Zagnoli, tra le figure più riconosciute della nuova illustrazione italiana, ha costruito un manifesto essenziale, fatto di curve fluide, colori primari e forme astratte che evocano il movimento più che descriverlo. Non ci sono atleti, né riferimenti diretti alle discipline olimpiche: al loro posto, un gioco di linee e geometrie che suggerisce l’idea di un paesaggio in trasformazione. Il risultato è un’immagine che rimane in equilibrio tra arte e design, tra leggerezza e rigore.
L’obiettivo dichiarato è quello di restituire una visione contemporanea dello sport, dove la competizione lascia spazio alla relazione, al ritmo, alla coralità del gesto. Nel manifesto olimpico, Milano e Cortina non sono luoghi fisici ma stati d’animo: la velocità della città si fonde con la calma delle montagne, l’energia urbana con la rarefazione della neve. Tutto si tiene in una composizione che parla di armonia e inclusione, temi centrali anche nella filosofia dei Giochi.
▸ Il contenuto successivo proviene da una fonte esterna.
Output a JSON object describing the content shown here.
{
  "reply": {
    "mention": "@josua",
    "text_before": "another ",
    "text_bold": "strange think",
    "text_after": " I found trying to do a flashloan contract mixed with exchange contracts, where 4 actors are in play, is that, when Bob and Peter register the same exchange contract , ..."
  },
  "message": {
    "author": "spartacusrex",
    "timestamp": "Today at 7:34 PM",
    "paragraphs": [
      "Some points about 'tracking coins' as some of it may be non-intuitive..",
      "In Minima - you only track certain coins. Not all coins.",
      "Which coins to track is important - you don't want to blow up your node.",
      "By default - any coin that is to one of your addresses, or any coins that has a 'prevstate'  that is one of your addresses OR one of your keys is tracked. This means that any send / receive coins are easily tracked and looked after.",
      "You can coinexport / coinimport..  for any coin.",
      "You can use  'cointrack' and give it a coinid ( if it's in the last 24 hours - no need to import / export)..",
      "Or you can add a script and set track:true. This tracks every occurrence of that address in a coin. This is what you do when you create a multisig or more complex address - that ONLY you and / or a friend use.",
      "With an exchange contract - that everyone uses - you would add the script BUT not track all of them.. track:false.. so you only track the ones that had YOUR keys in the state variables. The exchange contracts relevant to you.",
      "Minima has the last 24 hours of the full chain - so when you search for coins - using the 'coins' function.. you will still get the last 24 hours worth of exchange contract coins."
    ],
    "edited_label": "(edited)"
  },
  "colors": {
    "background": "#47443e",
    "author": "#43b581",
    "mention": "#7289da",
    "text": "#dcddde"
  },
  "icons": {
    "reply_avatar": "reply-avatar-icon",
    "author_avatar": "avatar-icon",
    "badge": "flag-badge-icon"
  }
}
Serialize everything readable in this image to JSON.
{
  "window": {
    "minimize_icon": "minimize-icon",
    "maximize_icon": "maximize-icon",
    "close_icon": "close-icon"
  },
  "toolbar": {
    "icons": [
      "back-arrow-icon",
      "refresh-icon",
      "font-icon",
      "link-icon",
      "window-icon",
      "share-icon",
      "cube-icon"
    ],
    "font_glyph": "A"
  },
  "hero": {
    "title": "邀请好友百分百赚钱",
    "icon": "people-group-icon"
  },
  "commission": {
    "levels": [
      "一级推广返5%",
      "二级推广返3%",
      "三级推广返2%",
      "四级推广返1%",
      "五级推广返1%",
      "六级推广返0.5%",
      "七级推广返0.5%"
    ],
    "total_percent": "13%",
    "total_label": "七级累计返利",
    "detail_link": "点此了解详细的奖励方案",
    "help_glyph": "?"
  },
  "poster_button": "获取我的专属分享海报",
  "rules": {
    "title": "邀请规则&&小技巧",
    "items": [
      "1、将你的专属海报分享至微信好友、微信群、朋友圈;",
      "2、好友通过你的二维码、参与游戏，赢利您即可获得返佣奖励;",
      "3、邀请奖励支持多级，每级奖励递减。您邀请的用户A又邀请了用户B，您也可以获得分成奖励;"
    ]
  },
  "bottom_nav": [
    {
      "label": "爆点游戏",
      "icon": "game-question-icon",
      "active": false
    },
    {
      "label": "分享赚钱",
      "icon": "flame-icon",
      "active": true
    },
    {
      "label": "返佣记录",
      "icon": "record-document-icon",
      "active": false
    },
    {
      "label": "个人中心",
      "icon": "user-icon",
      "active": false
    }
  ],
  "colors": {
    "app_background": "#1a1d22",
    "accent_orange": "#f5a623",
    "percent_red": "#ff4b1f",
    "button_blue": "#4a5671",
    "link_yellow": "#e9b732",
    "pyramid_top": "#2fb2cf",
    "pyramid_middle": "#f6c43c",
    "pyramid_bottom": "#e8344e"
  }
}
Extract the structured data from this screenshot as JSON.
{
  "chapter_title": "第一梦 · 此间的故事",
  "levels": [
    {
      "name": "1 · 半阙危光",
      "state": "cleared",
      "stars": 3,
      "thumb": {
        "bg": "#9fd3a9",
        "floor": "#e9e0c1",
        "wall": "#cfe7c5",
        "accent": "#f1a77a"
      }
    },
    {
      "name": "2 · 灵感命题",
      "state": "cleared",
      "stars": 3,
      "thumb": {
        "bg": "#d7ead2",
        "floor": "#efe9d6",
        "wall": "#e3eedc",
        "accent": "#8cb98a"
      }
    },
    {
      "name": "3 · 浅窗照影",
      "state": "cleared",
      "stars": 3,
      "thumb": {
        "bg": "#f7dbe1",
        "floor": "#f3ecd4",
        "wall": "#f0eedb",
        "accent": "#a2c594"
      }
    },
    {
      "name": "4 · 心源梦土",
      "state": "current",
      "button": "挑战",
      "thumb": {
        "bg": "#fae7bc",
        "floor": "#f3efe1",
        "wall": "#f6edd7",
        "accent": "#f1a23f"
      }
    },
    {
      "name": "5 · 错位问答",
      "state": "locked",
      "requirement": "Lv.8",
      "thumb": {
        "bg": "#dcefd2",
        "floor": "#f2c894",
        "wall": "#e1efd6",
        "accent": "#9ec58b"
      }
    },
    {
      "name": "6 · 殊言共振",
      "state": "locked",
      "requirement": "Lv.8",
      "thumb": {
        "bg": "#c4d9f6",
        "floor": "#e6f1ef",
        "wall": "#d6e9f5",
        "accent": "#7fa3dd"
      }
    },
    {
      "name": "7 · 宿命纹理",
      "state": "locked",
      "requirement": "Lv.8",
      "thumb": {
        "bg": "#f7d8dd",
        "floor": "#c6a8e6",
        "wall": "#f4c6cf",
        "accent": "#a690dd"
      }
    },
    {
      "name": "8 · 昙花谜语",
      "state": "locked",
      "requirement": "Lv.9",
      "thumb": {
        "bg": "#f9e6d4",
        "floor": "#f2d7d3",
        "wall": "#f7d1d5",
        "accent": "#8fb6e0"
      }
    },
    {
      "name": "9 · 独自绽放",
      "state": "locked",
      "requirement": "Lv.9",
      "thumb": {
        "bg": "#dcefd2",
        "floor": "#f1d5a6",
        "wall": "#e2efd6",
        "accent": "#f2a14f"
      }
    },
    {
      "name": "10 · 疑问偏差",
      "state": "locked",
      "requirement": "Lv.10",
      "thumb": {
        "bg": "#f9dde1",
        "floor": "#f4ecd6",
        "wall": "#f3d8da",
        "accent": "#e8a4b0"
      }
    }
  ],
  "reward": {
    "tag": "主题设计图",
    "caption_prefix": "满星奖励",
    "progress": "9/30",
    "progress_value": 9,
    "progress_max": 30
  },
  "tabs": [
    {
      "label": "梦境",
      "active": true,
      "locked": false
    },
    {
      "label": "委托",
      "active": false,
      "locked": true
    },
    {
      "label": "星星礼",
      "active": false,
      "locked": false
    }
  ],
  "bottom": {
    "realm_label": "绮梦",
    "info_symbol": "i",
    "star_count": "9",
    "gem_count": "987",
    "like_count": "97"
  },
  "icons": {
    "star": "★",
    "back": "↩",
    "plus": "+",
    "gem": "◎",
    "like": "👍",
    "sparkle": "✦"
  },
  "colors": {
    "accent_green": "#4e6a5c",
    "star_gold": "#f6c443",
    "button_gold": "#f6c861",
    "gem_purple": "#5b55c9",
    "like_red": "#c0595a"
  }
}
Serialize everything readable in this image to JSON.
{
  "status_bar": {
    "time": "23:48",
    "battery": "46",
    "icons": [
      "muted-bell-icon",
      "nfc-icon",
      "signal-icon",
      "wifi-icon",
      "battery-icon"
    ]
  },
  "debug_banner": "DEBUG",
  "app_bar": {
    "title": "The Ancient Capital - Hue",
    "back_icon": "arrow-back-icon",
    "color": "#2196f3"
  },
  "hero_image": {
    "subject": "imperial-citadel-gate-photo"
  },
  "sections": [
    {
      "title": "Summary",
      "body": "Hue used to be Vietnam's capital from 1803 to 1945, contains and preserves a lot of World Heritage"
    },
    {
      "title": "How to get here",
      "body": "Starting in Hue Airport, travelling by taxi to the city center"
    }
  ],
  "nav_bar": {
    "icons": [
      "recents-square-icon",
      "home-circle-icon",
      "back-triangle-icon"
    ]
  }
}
L’opera di Zagnoli si inserisce nel programma visivo più ampio che accompagna l’Olimpiade 2026, comprendente anche dieci poster d’autore realizzati da giovani artisti italiani under 40 e il manifesto ufficiale dei Giochi Paralimpici, firmato da Carolina Altavilla. L’iniziativa nasce con l’intento di valorizzare la creatività italiana e riaffermare il legame tra sport e cultura visiva, due ambiti che condividono la stessa tensione verso il movimento, la forma e la partecipazione.
Il manifesto olimpico di Milano-Cortina 2026 si distingue per la sua capacità di tradurre l’evento in segno, senza ricorrere alla retorica dell’impresa o alla spettacolarità dell’immagine sportiva. È un gesto di sintesi, un modo di raccontare l’Italia attraverso la grafica, recuperando quella tradizione visiva che dai manifesti di Cassandre e Depero arriva fino al design editoriale contemporaneo.